J’ai découvert Yoshihiro Tatsumi assez tardivement, par le long métrage d’animation Tatsumi (2011) consacré à sa vie. C’est une adaptation libre de son manga autobiographique Une vie dans les marges, que j’ai ensuite acheté et lu avec beaucoup d’intérêt. Il y décrit sa carrière et le milieu de la bande dessinée au Japon après la guerre. Dans Tatsumi, le réalisateur Eric Khoo a mélangé au pan biographique des nouvelles de Tatsumi écrites à différentes époques. Ces récits étaient un peu sordides et j’hésitais à me lancer dans la lecture de son œuvre (si ce n'est Une vie dans les marges, qui n'est pas du tout représentatif). Créateur du gekiga, Tatsumi est incontournable dans l’histoire du manga et je ne pouvais indéfiniment l’ignorer. Je me suis enfin décidé en commençant par L’enfer, premier recueil d’une trilogie éditée par Cornélius.
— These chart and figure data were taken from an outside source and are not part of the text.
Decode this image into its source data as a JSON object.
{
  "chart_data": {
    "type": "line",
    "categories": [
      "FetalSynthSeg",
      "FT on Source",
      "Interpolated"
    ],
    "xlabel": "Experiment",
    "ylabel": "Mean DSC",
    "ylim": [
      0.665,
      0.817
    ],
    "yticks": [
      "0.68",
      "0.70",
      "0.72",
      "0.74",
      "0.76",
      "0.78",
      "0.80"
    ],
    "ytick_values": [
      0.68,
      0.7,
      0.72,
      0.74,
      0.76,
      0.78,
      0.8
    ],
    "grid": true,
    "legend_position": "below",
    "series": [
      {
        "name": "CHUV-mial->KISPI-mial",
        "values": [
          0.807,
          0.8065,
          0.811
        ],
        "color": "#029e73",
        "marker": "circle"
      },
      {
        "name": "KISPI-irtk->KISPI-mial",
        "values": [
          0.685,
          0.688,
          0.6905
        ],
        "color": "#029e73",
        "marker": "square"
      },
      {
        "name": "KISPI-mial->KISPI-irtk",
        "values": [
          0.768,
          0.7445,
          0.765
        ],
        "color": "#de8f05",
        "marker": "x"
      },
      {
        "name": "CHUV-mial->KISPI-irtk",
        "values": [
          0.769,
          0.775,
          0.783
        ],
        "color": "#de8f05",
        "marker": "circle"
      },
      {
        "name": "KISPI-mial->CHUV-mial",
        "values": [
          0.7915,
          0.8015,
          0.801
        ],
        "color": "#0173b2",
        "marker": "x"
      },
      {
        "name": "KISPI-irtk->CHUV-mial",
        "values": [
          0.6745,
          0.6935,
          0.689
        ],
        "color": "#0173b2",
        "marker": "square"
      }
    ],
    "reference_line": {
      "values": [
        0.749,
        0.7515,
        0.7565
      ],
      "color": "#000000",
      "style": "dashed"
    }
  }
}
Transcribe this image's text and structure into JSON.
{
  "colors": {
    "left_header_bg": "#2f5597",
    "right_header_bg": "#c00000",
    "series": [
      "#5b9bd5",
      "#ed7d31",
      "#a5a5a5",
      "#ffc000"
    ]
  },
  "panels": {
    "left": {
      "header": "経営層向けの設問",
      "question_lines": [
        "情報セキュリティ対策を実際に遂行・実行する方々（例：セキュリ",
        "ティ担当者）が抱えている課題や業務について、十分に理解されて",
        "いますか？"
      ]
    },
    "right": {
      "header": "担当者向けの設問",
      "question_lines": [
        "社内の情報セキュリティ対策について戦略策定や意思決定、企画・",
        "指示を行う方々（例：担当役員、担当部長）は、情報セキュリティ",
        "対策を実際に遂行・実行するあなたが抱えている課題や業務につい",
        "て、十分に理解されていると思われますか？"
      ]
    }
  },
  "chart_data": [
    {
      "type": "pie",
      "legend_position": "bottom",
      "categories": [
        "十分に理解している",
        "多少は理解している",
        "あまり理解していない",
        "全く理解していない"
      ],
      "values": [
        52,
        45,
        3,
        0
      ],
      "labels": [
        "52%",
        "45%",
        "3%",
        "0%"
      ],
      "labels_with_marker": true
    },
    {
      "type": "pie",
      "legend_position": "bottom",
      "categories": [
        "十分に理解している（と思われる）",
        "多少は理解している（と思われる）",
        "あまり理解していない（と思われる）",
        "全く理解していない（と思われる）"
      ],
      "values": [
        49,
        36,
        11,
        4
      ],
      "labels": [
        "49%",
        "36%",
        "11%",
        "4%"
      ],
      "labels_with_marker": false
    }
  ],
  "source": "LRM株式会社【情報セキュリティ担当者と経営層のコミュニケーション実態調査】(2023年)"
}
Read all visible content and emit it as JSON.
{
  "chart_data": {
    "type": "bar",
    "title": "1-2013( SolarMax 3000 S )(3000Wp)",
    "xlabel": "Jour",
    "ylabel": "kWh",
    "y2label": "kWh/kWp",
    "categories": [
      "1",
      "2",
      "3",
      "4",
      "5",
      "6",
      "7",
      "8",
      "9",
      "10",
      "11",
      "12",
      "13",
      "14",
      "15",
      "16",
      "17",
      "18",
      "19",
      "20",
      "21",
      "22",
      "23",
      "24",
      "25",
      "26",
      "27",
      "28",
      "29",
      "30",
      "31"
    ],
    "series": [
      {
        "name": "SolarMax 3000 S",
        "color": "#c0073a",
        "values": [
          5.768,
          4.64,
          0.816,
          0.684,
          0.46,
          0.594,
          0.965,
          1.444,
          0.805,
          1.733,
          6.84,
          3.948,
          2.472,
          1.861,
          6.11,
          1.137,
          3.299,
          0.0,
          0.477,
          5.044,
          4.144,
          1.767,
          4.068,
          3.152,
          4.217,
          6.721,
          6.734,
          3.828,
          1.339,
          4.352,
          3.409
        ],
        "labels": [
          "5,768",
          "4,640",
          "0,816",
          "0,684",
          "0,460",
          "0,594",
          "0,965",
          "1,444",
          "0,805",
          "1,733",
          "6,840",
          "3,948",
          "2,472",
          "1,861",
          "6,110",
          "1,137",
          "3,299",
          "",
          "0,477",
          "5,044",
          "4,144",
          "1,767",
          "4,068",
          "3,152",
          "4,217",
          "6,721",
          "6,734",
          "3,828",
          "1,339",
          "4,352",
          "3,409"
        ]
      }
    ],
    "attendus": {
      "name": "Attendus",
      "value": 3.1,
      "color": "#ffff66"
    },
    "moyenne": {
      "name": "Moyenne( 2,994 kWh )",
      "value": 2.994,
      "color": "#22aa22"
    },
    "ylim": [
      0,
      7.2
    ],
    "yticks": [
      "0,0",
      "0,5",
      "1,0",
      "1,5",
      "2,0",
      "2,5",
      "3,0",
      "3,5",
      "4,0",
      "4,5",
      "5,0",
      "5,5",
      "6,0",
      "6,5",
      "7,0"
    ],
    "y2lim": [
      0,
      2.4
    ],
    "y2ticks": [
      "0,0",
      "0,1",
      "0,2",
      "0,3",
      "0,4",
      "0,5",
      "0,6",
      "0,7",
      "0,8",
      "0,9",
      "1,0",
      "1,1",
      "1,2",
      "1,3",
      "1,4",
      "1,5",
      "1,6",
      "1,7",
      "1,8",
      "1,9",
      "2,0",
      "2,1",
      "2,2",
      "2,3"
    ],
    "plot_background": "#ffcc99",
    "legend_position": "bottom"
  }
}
La première nouvelle éponyme était présente dans Tatsumi, c’était la meilleure du film et c’est aussi le cas pour le livre. Elle tourne en dérision un sujet rarement abordé, la façon dont certains individus ont utilisé à leur profit le drame de la bombe atomique, avec une touche d’humour noir. La suite est plus anecdotique, on sent que l’auteur suit un schéma assez classique avec toujours une scène de sexe et généralement un·e amant·e déçu·e. Comme le reconnaissait Yoshiharu Tsuge, le lecteur masculin était demandeur et souhaitait de la nudité. Au moins, on ne retrouve pas chez Tatsumi la misogynie de Tsuge : si le personnage masculin est souvent central, le féminin n’est pas dévalorisé ou accusé de tous les maux. Tout ceci n’est pas passionnant, cela manque d’ampleur ou de folie, ce sont des faits-divers assez banals et je crains que la suite soit du même acabit.
Revues
Mammifères sauvages n°84 – Novembre 2022

A part ça, pas mal de pages sur les loutres, entre le 15e congrès international de la loutre et un webinar sur les données en Allemagne, Belgique et Pays-Bas. Si la situation de la loutre en Europe s’améliore, ce n’est malheureusement pas le cas partout dans le monde. Un court dossier sur le blaireau rappelle les informations de base sur cet animal. Le compte-rendu du 34e colloque européen sur les mustélidés aborde ensuite brièvement les recherches récentes sur le phénotypage des putois (plus fortement hybridés avec les furets qu’on ne le pensait, même chez les individus supposément purs) ou les différentes techniques de repérage et d’identification.
Sur ce sujet de l’identification, un intéressant article sur la structure des poils de loups présente les limites de cette technique, ceux-ci se révélant souvent impossible à distinguer des poils de chiens. Par ailleurs, l’Etat français est toujours aussi affligeant, que ce soit par son refus de démanteler la cellule Demeter, jugée illégale par le tribunal administratif de Paris ; l’énorme écocontribution de l’Office Français de la Biodiversité aux fédérations de chasse ; la non prise en compte des études d’impact visant à minimiser les dégâts des éoliennes sur les espèces animales ; ou l’extermination illégale et inutile de bouquetins par arrêté préfectoral. Du côté des livres enfin, j’ai noté quelques titres, notamment Les manchots de Mandela et autres récits océaniques.